Selasa, 18 Agustus 2009

pintu 11, gitar baru ugun

dari rumahku ke sekolah tidaklah terlalu jauh. begitu juga dari sekolah ke rumahku. jarak rumahku ke sekolah kalau diibaratkan sama dengan jarak dari rumah eka ke sekolah. ya, memang agak jauh dikit karena rumah eka pada jaman itu agak-agak minggir meskipun masih di tarogong. setiap hari, aku berjalan kaki ke sekolah. by foot, kata eko jangkung mah. begitupun teman-temanku yang lainnya rata-rata jalan kaki ke sekolah. kecuali kalau cuaca tidak memungkinkan atau hampir-hampir terlambat, barulah mencari-cari becak atau kendaraan lain seperti angkot. tapi kalau naik angkot agak susah juga. soalnya masih tetap harus jalan kaki. kan gak ada angkot yang berhenti tepat depan sekolah.

begitupun pulang dari sekolah. by foot adalah pilihan utama meskipun harus melawan terik matahari siang-siang. tapi kalau udah terbiasa sepanas apapun dijalani saja. apalagi kalau pulangnya bareng teman lainnya. sambil ngobrol-ngobrol sambil bercanda-bercanda dengan tiada terasa sampai pula di rumah. kecuali kalo sedang hujan biasanya kami patungan naik becak. walaupun sering juga diledek, " kok, anak laki-laki naik becak?". beneran, naik becak bagi sebagian orang waktu itu identik dengan kendaraan anak perempuan. padahal tidak ada dalam UUD 45 nya anak laki-laki gak boleh naik beca. kan emansisapi....

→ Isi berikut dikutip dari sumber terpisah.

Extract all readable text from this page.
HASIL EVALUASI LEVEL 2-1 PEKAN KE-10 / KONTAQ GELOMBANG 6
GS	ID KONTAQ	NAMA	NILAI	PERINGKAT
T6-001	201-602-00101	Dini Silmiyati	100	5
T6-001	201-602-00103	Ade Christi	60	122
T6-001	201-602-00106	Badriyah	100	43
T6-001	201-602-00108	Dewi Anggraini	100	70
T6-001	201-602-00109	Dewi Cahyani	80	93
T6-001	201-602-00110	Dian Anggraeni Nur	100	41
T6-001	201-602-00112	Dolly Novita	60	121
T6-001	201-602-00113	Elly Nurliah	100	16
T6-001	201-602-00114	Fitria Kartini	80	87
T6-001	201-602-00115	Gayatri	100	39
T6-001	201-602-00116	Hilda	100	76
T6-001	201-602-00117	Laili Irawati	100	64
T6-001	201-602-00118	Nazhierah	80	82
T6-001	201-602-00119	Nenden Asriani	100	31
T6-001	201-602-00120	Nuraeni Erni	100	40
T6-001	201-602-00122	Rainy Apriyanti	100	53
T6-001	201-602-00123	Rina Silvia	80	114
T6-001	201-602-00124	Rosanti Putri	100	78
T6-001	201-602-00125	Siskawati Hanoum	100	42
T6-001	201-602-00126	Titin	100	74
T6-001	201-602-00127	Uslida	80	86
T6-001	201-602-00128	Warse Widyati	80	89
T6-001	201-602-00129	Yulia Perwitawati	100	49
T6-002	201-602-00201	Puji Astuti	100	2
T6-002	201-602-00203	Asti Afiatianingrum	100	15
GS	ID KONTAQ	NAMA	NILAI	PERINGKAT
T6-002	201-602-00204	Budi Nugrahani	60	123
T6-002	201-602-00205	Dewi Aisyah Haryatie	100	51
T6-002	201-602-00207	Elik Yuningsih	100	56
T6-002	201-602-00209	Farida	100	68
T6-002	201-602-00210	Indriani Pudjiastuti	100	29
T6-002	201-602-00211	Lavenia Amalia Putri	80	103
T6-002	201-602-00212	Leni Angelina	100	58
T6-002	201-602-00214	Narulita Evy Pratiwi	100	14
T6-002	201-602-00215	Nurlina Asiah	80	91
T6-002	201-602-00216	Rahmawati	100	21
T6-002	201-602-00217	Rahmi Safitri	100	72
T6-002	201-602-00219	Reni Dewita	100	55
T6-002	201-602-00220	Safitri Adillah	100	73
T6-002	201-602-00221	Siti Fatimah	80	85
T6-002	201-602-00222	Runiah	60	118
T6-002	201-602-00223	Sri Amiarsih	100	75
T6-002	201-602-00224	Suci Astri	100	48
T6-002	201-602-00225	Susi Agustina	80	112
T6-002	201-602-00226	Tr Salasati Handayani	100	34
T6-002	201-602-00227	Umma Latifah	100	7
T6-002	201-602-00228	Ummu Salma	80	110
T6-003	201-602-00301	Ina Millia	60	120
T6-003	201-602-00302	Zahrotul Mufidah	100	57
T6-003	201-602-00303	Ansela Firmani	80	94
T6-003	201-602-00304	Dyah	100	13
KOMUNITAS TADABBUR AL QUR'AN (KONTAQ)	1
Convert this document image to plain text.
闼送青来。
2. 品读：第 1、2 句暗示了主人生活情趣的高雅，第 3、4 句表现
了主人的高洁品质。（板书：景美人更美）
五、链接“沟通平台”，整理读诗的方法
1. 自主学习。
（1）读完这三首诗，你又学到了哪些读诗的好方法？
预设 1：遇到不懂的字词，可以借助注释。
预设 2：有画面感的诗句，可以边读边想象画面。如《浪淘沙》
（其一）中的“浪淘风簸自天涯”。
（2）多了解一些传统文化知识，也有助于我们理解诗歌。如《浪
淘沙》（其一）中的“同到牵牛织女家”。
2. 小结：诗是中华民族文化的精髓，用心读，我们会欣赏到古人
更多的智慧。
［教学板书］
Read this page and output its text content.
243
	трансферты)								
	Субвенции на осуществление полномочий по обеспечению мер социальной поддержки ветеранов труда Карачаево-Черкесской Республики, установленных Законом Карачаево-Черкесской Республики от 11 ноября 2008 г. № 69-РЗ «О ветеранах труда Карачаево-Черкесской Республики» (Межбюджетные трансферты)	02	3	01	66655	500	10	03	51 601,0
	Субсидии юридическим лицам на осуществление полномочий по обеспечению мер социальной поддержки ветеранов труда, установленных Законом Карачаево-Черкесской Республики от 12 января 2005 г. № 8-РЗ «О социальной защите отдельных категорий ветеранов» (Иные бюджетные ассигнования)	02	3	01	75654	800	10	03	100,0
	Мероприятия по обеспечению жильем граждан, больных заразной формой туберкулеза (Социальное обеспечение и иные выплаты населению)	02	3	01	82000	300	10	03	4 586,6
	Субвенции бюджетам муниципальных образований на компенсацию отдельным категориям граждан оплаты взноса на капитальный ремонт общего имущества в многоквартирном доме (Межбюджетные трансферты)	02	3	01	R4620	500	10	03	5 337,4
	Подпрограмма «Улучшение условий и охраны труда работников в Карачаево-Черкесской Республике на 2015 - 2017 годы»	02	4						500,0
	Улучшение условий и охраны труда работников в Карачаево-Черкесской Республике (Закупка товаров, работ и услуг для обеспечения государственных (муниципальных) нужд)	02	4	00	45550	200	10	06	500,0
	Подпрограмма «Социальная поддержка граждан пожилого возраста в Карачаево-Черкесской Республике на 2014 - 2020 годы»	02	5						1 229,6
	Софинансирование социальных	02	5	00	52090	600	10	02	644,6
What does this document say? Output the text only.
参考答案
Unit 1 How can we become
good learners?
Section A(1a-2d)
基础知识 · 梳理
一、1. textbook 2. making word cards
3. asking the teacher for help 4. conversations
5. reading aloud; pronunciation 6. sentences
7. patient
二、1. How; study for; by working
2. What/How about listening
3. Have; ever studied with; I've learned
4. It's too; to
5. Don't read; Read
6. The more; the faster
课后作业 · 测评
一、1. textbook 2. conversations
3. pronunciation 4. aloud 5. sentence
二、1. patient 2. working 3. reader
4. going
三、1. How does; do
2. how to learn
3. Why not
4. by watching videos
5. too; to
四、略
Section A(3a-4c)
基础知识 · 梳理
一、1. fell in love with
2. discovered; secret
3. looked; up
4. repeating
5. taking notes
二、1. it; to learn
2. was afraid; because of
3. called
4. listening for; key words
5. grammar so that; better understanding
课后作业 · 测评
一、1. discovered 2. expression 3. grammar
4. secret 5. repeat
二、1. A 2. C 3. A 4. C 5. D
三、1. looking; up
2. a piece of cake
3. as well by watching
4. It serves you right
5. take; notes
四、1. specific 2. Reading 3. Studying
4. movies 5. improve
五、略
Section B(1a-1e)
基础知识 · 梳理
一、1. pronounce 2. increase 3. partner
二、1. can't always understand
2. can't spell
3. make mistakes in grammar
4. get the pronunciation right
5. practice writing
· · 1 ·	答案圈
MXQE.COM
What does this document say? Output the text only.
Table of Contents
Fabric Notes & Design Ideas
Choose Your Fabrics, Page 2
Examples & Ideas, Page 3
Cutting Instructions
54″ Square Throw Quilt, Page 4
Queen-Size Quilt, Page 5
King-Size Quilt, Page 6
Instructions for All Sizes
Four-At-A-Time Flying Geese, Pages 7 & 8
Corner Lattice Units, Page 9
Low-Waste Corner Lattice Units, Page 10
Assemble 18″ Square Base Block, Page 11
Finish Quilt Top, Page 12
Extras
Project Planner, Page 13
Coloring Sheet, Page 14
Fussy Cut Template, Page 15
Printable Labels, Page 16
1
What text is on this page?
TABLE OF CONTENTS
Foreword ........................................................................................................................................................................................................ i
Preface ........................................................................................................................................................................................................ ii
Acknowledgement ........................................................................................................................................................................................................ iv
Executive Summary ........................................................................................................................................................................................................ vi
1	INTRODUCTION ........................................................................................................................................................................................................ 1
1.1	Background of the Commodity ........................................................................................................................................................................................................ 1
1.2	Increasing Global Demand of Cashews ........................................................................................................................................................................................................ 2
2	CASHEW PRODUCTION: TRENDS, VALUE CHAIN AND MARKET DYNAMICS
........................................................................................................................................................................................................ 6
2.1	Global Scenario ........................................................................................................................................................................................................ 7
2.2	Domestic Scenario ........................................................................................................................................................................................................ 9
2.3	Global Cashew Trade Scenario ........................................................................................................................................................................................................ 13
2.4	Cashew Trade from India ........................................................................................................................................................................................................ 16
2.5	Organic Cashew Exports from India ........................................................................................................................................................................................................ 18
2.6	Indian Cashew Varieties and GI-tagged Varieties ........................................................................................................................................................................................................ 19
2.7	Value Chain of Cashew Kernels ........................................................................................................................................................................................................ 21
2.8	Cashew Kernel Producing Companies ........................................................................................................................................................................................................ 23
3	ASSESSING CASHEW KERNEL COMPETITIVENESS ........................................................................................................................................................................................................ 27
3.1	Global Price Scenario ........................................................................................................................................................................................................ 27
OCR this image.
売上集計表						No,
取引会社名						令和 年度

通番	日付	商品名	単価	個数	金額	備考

pernah ada kejadian yang berhubungan dengan naik beca. ceritanya waktu kelas dua sepulang ebsem. tahu kan ebsem? ia adalah sejenis ujian akhir semester. singkatannya aja evaluasi belajar semester. kalau sekarang mah uas. nah, pas pulang ebsem sekitar jam satuan, turun hujan lebat. mulanya aku jalan kaki dengan ugun menentang hujan. buku yang cuma bawa sebiji dimasukkan ke dalam baju. biasanya bertiga sama ijo. cuma saat itu ijo ada perlu di sanggar pramuka sirung.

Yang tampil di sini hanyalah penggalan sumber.